The handheld company lets go about 200 workers during the current quarter across both its hardware and operating system businesses.

Richard Shim Staff Writer, CNET News.com
Richard Shim
writes about gadgets big and small.
Richard Shim
Palm has laid off about 200 employees, with at least half of those workers being let go Thursday.

The Milpitas, Calif.-based company confirmed late Thursday that it had let the workers go over the course of its third fiscal quarter, which ends Friday. The work force reduction leaves the company with about 1,300 total employees and contractors in its hardware division, Palm Solutions Group, and its operating system subsidiary, PalmSource.

The move was done in reaction to market conditions, according to Palm spokeswoman Marlene Somsak.

The cuts come amid a slump in the handheld industry; shipments in 2002 dipped about 9 percent to 12.1 million units, compared with 2001, according to Dataquest, a unit of research firm Gartner.

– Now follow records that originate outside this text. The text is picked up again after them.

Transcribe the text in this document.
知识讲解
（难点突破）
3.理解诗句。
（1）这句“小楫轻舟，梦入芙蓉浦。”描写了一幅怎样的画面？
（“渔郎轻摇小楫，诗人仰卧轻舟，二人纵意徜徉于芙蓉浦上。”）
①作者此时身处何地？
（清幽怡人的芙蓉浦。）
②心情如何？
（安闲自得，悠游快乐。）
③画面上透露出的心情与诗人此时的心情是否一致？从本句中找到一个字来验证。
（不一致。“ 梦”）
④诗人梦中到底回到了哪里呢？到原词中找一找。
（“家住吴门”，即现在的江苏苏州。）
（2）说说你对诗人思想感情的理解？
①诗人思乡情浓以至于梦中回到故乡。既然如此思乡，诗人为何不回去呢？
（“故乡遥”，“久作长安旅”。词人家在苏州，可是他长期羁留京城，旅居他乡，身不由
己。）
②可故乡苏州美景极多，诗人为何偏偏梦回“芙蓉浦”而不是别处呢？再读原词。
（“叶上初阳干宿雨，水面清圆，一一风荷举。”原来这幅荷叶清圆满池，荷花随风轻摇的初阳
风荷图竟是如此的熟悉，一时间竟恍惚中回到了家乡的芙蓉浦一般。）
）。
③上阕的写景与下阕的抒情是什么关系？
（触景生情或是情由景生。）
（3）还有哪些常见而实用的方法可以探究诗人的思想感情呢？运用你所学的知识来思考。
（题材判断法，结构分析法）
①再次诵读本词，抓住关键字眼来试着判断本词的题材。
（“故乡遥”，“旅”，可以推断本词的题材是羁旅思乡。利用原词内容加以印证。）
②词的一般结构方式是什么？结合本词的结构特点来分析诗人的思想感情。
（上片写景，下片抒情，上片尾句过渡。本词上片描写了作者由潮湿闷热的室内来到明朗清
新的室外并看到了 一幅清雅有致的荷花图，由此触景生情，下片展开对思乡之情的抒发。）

More than half of the effected employees were notified and left Thursday. They will receive at least three months severance, Somsak added.

PalmSource, set to be spun off from Palm in the first half of this year, let go 18 percent of its employees earlier this month. At that time, PalmSource would not say how many employees were let go or how many remained at the Sunnyvale, Calif.-based company. Palm confirmed Thursday that those employees are part of the 200 or so laid off.

Glenn Cross, a corporate vice president, was among the employees whose position was eliminated. Cross joined the company in late September 2001 from Sun Microsystems.